Supo tres años atrás que lo suyo era uno de esos accidentes de la naturaleza que suele matizar la realidad con excepciones aparentemente ilógicas.


Para verificar la naturaleza de su hallazgo, cita a Paula Cardona en un parque. Ella lleva un vino de combate, aceitunas y dos pares de gafas. Él propone un queso de cabra y galletas de maní sin centeno. Paula rechaza primero el queso y luego, ante un abrazo de carcajadas, termina probando una de las esquinas del queso con un agrado fugaz, pero respetuoso.


El factor climático inspira la elocuencia de esta amistad que ubica entre las nubes y sus sonrisas, un motivo compartido para vencer la melancolía.


-¿Ves esa teta con doble pezón?, le dice Paula


Nicolás ve primero el perfíl de un pájaro hasta que permitió que la perspectiva y el viento moldearan la figura para observar en aquella nube lo que su amiga imagina.


Le pregunta a Paula sobre los mensajes de los pájaros. Ella encuentra en esa inquietud un juego coqueteo poético. Luego, una vez se juntan sus alientos, Nicolás le ofrece una respuesta más nítida:


-Nos están vigilando para llevarle a alguien esta agradable charla.


Ambos se rien.


-Tengo que contarte algo Pau ¿recuerdas cuando me les desaparecí?


-Nicolás, por favor, claro, ni se te ocurra volver a hacernos eso.


En mi búsqueda, Pau, encontré el motivo de todas mis angustias. Me ha sido otorgado una habilidad extraordinaria.


-Nico no molestes con esas cosas que tú sabes que conmigo eso no va a servirte. ¡Habla claro!


-Quiero que cierres lo ojos Paula, voy a contarte una historia.


Para que el relato llegue donde él quiere, Nicolás acude primero a un recuerdo que la vincula a ella con la atmósfera propicia.


-¿Recuerdas cuando me salí del cine en la mitad de la película?


-Cómo olvidarlo Nico, si era la tercera parte de tu saga favorita.


-Mi cabeza iba a explotar aquel día


Paula insiste en aterrizarlo:


-Por favor, me tienes preocupada. ¿Qué pasó?


-Mira, soy un felino, Paula. Descubrí que mi cerebro es un cerebro de gato, de gato humano.


Paula no puede contener la risa. Luego, en silencio, lo mira a los ojos y le pregunta:


-Cuéntame más ¿me explicas por favor?


-Mira Pau, huyo todo el tiempo de las aglomeraciones, de los sitios ruidosos, del tumulto.
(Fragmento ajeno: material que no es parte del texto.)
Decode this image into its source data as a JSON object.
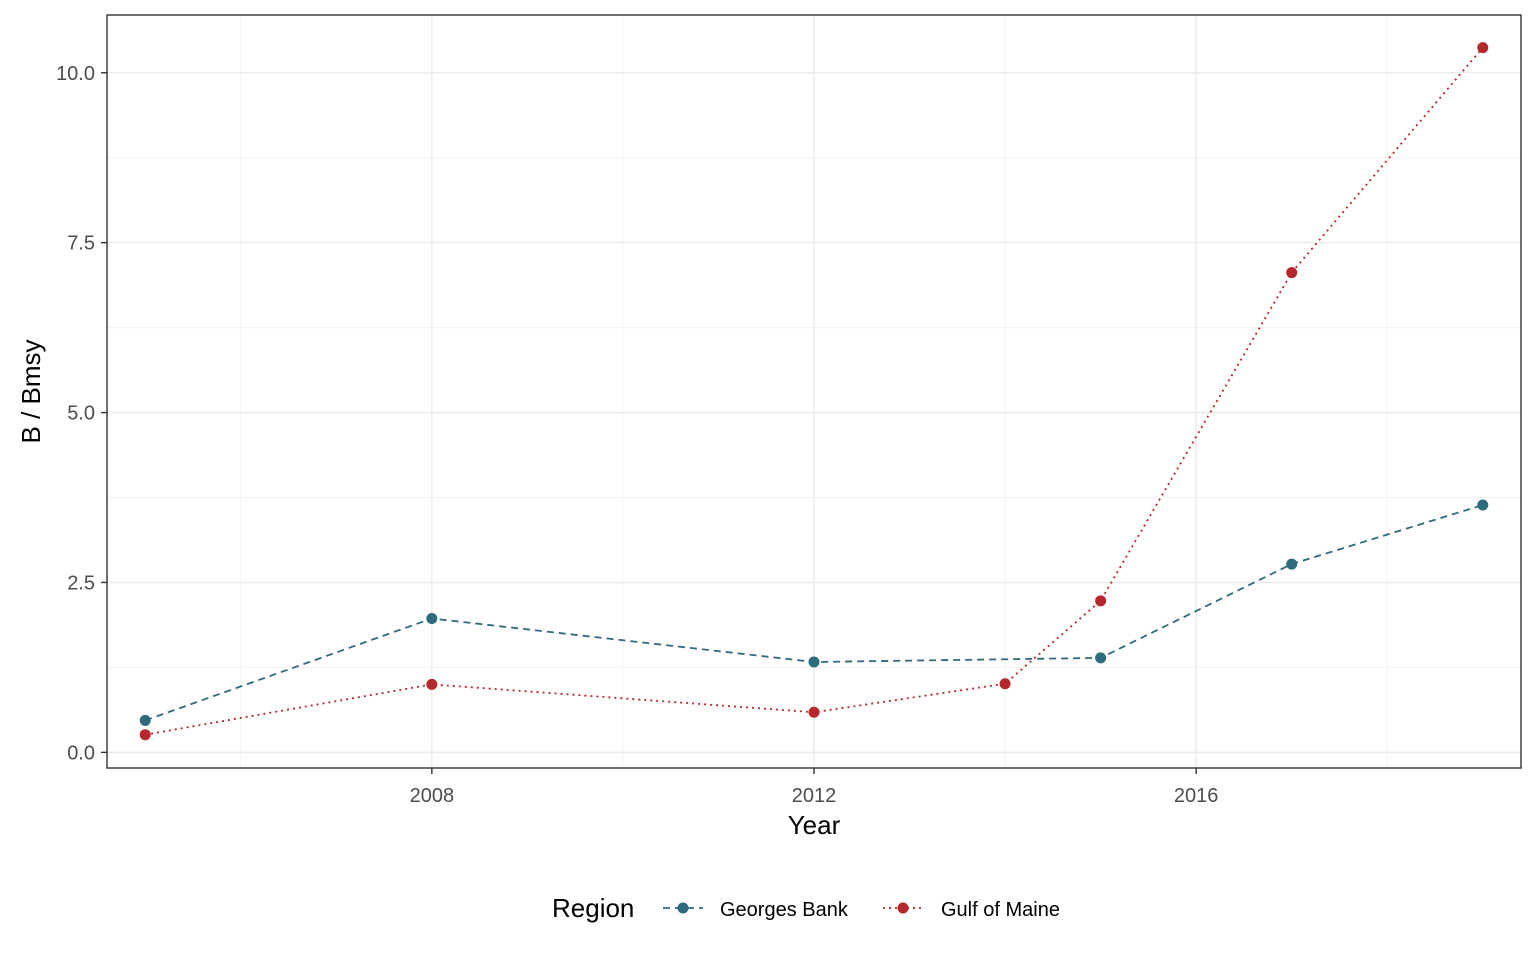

De los conciertos, de los centros comerciales, de las discotecas.


Paula se niega a decirle que eso es un síntoma de agarofobia y prefiere rascar la confesión con una pregunta:


-¿Sabes que para Chesterton la tolerancia es la virtud de los hombres sin convicciones?


-¿Qué dices, mujer? esa es una estupidez.


-Sí, lo acepto, pero creo que todo esto que me dices sobre las aglomeraciones es un raye tuyo, no vaya a ser que comenzaste a desarrollar una psicopatía.


-Todo tiene una explicación, Pau.


-Explícame, pero al grano, sin historias rebuscadas, por favor, Nico. Ahora sin metáforas. Ya me estoy preocupando.


-Viene una flor, ya viene…


-Nico por favor, ¿qué pasa?


-Que viene una hoja Paula Andrea, viene una flor.


-Ya me preocupé, no me digas así. ¡Habla claro!


Paula sube la ceja para reprocharle lo que considera es el comienzo de uno de los circunloquios de su amigo, con el objetvo de no aterrizar la idea. Siente algo en su cabeza. Piensa en la primera gota de la lluvia y mira hacía arriba para confirmarlo. Nada. El mediodía despeja todas las dudas. Una flor de un árbol de acacia se enreda en su pelo. Paula la toma, le da la vuelta, la huele y le pregunta a Nicolás:


-¿Cómo hiciste eso? ¿Cómo sabías lo de la flor si estabas boca abajo? ¿Tenías ese truco preparado? Te conozco


-No, Pau. Escuché la flor desprenderse del árbol acá al lado.


-No es cierto, no es posible, Nico. Cada vez estás más chavado.

-No estoy loco, Pau. La escuché.


-He vivido con esto desde niño, Pau. Mi percepción auditiva es muy potente. Oigo el fuego, oigo el movimiento de cualquier cosa, oigo todo. Hasta cuando una hormiga pasa cerca. Todos mis miedos han sido extrapolados por esta virtud… que más que virtud es como un defecto ¿me entiendes?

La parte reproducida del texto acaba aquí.